B. Claims for Injunctive Relief
Gedeon also appears to seek injunctive relief in the form of being permitted to wear clothing that will allow him to stay cool when it is hot. Whatever the source, this claim is also not plausible. As noted, Gedeon has not alleged any personal involvement of the Attorney General, the Unknown Director of the U.S. Marshal Service, or the Warden of FDC Philadelphia. He also does not allege that the Unknown U.S. Marshal Deputy was personally involved in requiring him to wear jumpers. Even if he had named an appropriate Defendant, the claim cannot proceed. To determine whether prison officials have violated a detainee's rights,“we apply a two-prong test: (1) the deprivation must be ‘objectively, sufficiently serious; a prison official's act or omission must result in the denial of the minimal civilized measure of life's necessities'; and (2) the prison official must have been ‘deliberately indifferent to inmate health or safety.'” Porter v. Pennsylvania Dep't of Corr., 974 F.3d 431, 441 (3d Cir. 2020) (quoting Farmer v. Brennan, 511 U.S. 825, 834 (1994) (alterations omitted)). Such necessities include food, clothing, shelter, medical care, and reasonable safety. Tillman v. Lebanon Cnty. Corr. Facility, 221 F.3d 410, 418 (3d Cir. 2000). “To violate the Eighth Amendment, conditions of confinement must be dangerous, intolerable or shockingly substandard.” Riley v. Jeffes, 777 F.2d 143, 147 (3d Cir. 1985); Inmates of Allegheny Cnty. Jail v. Pierce, 612 F.2d 754, 757 (3d Cir. 1979). A prison official is not deliberately indifferent “unless the official knows of and disregards an excessive risk to inmate health or safety; the official must both be aware of facts from which the inference could be drawn that a substantial risk of serious harm exists, and he must also draw the inference.” Farmer, 511 U.S. at 837. Gedeon's allegations about being required to wear a jumper during the heat of summer months does not rise to the level of an objectively serious deprivation, particularly since he concedes that he receives multiple changes of clothing and he has access to deodorant and can shower regularly to maintain his hygiene.
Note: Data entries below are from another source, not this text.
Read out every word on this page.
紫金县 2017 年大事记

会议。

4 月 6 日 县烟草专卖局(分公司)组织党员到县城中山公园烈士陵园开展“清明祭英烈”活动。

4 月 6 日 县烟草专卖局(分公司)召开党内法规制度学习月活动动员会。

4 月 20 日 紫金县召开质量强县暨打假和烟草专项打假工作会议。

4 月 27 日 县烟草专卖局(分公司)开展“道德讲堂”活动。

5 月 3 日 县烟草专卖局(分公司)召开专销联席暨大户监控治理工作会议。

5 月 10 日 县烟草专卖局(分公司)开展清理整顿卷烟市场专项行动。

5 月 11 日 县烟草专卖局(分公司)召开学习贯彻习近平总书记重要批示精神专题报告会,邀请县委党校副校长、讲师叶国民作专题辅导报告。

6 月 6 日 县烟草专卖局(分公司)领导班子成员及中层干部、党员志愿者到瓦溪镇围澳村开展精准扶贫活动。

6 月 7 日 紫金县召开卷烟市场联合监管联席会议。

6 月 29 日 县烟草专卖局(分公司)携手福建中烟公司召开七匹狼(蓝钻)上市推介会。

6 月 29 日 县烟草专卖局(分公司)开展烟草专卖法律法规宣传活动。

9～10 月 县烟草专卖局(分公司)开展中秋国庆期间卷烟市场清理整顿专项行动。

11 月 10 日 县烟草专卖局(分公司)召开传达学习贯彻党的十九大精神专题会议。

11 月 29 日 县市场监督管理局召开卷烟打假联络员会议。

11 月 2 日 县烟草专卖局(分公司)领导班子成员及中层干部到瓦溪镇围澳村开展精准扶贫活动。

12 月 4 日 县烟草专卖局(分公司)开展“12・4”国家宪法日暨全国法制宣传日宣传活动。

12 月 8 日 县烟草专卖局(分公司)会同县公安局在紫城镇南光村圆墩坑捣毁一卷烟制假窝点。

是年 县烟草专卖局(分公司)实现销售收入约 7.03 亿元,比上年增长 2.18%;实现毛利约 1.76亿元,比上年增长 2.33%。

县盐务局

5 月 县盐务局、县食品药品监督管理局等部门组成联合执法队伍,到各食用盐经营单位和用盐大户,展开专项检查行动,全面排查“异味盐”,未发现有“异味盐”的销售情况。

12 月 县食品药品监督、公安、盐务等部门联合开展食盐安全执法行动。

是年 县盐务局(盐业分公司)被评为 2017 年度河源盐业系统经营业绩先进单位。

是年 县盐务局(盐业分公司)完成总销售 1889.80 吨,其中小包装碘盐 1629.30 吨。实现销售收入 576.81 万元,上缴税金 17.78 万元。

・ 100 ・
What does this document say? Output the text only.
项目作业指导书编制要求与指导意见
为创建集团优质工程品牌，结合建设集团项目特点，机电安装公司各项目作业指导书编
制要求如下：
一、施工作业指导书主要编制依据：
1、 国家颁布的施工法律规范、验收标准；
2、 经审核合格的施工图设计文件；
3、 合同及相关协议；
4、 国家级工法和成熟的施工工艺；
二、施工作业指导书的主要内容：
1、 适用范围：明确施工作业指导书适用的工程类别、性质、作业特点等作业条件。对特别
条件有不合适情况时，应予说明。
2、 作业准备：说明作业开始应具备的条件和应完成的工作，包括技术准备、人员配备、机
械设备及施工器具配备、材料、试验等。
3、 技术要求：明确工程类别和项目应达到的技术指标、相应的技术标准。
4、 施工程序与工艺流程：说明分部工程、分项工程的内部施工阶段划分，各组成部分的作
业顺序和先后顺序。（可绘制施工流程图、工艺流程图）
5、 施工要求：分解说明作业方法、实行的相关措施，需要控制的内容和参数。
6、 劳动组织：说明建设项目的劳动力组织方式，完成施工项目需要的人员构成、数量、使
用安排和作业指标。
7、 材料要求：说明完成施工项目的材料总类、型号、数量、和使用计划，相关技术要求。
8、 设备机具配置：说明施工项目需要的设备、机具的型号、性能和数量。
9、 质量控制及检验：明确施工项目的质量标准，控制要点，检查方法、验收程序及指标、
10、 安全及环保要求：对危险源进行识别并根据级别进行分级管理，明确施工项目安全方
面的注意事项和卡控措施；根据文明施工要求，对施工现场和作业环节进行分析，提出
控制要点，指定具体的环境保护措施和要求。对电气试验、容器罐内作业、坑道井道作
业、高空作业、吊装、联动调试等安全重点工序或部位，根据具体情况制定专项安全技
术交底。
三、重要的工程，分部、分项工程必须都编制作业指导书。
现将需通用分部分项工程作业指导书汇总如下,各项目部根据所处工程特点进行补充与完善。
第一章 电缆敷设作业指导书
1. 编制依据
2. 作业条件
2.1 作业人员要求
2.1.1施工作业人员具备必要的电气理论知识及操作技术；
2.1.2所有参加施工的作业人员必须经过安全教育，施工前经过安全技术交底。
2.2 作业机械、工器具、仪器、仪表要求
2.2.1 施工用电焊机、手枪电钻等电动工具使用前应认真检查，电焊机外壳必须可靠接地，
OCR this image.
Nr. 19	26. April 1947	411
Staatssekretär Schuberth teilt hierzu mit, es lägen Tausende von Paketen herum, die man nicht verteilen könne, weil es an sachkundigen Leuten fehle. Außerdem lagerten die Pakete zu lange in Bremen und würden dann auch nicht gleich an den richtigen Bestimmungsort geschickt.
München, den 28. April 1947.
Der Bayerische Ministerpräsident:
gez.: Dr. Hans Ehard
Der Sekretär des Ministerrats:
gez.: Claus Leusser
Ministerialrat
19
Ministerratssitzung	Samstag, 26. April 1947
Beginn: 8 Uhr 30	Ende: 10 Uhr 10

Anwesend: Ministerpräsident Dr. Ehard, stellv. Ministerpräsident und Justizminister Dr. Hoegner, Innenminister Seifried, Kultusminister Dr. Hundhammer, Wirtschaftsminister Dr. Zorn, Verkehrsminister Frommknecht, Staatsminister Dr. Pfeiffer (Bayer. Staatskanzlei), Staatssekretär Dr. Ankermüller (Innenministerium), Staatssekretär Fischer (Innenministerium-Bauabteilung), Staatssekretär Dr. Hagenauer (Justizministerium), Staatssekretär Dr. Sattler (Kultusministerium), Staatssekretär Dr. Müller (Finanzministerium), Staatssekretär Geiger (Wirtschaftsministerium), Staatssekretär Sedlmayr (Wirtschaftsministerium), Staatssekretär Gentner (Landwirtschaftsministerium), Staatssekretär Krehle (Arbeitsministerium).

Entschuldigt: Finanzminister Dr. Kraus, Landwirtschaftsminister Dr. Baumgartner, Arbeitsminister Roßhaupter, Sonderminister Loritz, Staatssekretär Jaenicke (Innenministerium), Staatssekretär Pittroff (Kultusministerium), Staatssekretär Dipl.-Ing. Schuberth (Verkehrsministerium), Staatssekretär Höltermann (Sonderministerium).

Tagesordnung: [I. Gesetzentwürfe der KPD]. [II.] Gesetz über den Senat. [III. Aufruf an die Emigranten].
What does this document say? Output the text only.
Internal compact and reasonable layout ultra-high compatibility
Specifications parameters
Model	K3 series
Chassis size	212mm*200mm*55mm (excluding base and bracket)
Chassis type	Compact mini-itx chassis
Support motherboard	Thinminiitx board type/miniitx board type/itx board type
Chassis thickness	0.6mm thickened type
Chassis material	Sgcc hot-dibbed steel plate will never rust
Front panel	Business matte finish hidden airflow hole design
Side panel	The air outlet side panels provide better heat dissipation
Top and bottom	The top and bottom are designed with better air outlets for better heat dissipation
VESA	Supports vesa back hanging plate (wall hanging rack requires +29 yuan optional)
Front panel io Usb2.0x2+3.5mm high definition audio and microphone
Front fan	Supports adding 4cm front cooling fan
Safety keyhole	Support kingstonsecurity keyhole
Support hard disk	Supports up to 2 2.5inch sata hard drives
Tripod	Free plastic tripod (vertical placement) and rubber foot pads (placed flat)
Cases applying the Eighth Amendment standard to conditions of confinement claims brought by convicted prisoners are also applicable to similar claims brought by detainees under the Fifth Amendment. Bistrian, 912 F.3d at 91 (“[T]he Fifth Amendment provides the same, if not more, protection for pretrial detainees than the Eighth Amendment does for imprisoned convicts.”).
III. CONCLUSION
For the reasons stated, the Court will grant Gedeon leave to proceed in forma pauperis and dismiss his Complaint on statutory screening pursuant to 28 U.S.C. § 1915(e)(2)(B)(ii). Because it appears that any attempt to amend his claims would prove futile, the dismissal will be with prejudice. Grayson v. Mayview State Hosp., 293 F.3d 103, 110 (3d Cir. 2002) (stating that district courts should dismiss complaints under § 1915(e) with leave to amend “unless amendment would be inequitable or futile”).